Surely anyone of us has encountered a situation where the video frame is garbled when you watch it on a mobile device. Irritability and annoyance are probably the feelings that appear immediately, but you still have to accept and watch the whole video because you simply can’t do anything else.
To address this seemingly small but significant user experience, Google’s AI research team has successfully developed an open source solution called Autoflip, which can automatically fine-tune videos so that Suitable for certain devices or screen sizes according to different modes, such as landscape, square, portrait …
Basically, Autoflip operates in three main stages: scene detection, video content analysis, and finally fine-tuning.
At the scene detection stage, the machine learning model will pay close attention to the point before cutting or jumping from one scene to another. As a result, it is possible to compare a frame with the previous one to detect changes in color and associated elements.

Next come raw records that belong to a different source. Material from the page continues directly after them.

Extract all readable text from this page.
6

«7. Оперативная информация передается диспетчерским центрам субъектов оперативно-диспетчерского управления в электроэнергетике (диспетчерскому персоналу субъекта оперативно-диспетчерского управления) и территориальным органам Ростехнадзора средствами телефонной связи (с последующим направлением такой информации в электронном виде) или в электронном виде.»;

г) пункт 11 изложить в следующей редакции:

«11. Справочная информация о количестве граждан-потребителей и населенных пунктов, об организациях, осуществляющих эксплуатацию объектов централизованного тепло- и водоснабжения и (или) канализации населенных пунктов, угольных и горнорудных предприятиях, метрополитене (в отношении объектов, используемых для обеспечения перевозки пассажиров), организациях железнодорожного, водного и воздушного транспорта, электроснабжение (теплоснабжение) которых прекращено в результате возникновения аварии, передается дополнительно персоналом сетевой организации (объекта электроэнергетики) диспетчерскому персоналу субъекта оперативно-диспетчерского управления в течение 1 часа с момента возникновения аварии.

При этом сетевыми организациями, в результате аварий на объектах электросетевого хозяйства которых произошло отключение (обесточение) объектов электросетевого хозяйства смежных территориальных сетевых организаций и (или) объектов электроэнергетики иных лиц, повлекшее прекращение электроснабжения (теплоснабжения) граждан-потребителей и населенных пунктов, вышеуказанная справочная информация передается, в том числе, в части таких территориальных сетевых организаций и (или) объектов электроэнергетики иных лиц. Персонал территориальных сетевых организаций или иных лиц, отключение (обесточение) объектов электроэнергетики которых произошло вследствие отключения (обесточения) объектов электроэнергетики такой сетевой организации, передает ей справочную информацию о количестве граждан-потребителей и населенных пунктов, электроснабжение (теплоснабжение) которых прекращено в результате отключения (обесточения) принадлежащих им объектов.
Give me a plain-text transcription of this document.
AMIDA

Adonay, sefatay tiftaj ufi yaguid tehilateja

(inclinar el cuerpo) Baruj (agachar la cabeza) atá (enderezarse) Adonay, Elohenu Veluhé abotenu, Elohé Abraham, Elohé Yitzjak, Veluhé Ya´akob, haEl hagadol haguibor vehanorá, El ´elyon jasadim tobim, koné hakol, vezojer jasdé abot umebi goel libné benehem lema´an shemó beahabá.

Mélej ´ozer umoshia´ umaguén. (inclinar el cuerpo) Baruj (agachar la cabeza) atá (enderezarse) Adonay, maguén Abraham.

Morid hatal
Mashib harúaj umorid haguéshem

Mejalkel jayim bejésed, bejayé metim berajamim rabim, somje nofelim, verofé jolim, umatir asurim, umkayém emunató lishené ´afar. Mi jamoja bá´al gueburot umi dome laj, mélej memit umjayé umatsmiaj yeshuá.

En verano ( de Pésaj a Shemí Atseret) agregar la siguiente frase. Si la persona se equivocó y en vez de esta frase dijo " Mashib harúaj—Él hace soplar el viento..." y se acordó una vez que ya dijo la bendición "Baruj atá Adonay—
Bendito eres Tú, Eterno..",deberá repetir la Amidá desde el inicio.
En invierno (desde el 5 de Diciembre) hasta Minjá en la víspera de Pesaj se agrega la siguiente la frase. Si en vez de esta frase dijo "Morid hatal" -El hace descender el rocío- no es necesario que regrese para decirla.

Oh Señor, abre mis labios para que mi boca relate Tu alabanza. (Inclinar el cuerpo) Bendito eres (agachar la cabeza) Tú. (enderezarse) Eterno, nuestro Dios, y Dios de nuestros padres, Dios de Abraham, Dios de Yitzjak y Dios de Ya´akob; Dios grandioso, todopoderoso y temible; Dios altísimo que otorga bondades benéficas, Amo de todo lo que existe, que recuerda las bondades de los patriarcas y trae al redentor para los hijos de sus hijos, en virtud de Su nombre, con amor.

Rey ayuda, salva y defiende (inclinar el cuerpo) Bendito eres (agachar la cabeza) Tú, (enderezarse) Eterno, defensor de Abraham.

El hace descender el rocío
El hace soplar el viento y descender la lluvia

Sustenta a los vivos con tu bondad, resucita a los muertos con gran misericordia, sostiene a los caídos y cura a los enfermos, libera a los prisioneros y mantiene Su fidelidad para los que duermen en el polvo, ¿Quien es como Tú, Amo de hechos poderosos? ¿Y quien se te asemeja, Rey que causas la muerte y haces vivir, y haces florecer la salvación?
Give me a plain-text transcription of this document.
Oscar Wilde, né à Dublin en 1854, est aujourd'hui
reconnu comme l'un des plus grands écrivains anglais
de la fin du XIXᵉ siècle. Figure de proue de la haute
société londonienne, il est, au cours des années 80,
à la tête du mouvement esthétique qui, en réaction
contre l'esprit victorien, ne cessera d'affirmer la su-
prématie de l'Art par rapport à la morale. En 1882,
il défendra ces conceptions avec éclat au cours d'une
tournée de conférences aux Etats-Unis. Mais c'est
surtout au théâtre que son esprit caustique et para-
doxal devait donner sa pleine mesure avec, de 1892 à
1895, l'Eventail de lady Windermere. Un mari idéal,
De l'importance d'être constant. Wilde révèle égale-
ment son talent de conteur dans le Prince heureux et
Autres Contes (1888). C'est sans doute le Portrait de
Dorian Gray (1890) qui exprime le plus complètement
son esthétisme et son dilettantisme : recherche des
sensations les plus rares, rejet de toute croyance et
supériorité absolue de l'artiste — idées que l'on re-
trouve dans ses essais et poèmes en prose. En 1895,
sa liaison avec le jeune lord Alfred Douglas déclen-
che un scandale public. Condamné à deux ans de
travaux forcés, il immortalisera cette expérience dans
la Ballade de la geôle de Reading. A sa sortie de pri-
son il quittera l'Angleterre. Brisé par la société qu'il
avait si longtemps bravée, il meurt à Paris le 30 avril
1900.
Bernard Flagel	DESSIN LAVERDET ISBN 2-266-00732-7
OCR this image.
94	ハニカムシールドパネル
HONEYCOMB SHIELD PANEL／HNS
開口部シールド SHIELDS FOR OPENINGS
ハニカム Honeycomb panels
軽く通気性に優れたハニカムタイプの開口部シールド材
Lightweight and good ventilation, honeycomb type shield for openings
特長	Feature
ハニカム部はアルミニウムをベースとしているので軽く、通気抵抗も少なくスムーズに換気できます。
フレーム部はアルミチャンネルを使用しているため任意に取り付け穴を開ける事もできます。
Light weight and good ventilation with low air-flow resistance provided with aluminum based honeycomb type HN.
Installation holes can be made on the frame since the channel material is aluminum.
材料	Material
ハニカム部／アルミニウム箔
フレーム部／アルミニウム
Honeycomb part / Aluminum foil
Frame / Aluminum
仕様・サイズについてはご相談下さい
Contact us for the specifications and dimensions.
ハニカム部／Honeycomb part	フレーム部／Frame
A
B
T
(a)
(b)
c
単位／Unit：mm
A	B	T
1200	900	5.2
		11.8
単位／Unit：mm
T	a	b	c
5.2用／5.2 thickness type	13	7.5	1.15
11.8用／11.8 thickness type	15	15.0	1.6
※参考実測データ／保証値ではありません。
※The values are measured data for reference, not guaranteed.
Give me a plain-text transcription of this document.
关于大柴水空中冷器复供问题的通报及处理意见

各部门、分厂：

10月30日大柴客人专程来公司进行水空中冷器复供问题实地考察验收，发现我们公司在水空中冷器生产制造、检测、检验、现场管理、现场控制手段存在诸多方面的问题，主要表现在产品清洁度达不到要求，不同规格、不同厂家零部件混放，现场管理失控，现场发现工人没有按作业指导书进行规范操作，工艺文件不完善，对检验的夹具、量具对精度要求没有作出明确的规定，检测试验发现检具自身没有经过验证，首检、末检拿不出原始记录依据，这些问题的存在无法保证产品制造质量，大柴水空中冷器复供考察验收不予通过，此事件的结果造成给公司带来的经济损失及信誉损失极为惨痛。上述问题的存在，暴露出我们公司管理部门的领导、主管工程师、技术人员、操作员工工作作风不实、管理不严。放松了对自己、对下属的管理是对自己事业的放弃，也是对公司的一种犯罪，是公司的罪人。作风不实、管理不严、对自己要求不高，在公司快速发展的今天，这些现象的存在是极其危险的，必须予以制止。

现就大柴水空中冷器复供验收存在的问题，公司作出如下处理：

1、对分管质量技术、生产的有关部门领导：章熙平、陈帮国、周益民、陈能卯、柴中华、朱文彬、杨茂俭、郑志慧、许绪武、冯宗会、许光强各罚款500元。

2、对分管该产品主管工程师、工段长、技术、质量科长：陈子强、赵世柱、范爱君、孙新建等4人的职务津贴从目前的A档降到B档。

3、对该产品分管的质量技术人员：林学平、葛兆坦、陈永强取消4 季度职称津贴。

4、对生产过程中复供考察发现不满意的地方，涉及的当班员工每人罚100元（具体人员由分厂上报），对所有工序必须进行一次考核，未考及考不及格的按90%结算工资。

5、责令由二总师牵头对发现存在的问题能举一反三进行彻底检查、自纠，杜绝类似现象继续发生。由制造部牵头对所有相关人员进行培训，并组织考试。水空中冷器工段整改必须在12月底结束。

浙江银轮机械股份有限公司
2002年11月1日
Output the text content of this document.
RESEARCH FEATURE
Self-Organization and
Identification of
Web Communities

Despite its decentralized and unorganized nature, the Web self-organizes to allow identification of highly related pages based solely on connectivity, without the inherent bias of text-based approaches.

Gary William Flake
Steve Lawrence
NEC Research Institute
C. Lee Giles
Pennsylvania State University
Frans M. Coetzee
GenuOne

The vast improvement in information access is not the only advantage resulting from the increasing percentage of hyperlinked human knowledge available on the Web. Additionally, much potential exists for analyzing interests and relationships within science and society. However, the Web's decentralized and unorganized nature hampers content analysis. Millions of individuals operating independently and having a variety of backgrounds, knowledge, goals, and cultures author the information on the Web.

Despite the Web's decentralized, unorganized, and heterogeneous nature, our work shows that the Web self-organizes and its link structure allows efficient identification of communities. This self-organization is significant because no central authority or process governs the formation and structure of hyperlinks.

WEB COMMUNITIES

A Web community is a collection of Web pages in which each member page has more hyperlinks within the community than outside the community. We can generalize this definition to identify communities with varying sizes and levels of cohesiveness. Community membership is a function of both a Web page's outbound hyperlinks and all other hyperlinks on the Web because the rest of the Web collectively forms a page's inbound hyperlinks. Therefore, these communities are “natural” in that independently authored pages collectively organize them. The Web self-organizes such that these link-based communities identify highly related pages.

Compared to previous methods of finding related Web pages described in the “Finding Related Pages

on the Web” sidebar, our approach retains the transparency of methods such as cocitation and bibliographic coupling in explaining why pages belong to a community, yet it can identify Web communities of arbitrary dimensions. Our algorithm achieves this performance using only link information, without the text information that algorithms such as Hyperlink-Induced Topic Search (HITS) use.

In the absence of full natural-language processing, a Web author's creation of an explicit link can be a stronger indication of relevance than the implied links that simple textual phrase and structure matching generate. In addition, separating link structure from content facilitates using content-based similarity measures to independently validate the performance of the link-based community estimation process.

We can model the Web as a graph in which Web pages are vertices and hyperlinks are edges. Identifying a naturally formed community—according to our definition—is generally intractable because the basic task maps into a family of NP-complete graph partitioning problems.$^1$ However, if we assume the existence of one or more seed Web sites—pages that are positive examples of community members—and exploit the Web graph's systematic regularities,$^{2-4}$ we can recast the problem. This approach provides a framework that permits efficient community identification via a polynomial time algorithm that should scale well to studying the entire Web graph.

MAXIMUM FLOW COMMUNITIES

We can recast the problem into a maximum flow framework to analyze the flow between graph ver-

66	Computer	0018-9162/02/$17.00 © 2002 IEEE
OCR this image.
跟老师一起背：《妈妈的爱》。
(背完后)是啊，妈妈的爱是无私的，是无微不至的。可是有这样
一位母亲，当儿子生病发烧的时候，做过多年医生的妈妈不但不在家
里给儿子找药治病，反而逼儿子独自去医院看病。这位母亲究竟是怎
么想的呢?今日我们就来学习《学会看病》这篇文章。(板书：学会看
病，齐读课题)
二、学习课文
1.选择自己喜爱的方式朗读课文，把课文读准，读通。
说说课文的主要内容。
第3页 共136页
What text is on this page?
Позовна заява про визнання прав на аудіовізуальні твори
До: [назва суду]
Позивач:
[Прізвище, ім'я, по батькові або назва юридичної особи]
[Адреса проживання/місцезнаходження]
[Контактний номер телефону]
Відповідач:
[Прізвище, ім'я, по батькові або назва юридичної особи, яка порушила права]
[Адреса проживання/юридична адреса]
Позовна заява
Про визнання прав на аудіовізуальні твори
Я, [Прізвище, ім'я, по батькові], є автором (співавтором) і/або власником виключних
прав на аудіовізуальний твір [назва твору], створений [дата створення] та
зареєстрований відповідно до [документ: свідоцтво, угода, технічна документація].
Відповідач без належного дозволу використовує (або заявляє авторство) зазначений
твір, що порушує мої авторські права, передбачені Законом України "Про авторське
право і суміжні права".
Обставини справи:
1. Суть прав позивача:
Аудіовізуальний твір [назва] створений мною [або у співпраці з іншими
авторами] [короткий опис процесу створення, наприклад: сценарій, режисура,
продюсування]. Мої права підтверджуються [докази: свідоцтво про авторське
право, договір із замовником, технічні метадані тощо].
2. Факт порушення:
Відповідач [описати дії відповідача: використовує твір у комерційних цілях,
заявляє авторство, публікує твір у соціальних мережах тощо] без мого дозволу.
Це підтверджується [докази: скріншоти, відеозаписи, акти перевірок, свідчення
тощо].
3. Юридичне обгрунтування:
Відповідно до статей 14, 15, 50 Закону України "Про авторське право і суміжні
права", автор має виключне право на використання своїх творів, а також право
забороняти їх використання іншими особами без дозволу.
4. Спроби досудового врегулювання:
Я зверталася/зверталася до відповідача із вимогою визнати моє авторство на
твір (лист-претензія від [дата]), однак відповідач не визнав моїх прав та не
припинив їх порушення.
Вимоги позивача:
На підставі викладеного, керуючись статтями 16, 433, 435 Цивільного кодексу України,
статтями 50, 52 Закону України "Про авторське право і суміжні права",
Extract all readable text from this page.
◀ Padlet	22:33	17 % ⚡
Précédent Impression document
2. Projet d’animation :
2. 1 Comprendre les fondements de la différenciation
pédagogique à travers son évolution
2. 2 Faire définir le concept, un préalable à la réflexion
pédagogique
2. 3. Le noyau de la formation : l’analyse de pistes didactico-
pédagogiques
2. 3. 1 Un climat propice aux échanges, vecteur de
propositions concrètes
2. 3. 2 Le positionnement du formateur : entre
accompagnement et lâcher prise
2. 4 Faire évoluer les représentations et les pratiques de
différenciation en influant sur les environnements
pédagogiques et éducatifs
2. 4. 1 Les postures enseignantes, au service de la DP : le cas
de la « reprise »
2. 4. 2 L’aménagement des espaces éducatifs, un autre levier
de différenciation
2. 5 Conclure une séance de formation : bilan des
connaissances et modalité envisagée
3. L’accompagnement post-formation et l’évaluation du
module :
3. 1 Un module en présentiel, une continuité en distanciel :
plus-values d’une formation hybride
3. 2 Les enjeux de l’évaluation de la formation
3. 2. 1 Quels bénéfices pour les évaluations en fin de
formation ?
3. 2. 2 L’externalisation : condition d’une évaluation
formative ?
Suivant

After identifying a scene as a standard, the AI model will switch to video content analysis to identify important objects in a scene. To do so, Autoflip will use a deep learning neural network to help it identify not only objects appearing in the scene, such as people, animals, vehicles, trees. … but also the movement as well as the moving state of the object.
In the final stage, the AI model will determine whether it should use stationary mode for scenes taking place in a single space or tracking mode as the objects of interest are constantly moving. Based on this factor and the target size that the video needs to be displayed, Autoflip will cut the display frame to ensure smoothness and especially retain full of interesting content.
Google AI researchers say Autoflip can be used to convert videos to a variety of screen sizes and formats without human intervention. At the next stage, the team wants to improve subject tracking in Autoflip interviews and cartoons. To do this, the AI model needs to be equipped with text and image blur detection techniques to place the subject in the foreground and background in a better frame.
You can refer to the code of Autoflip code HERE.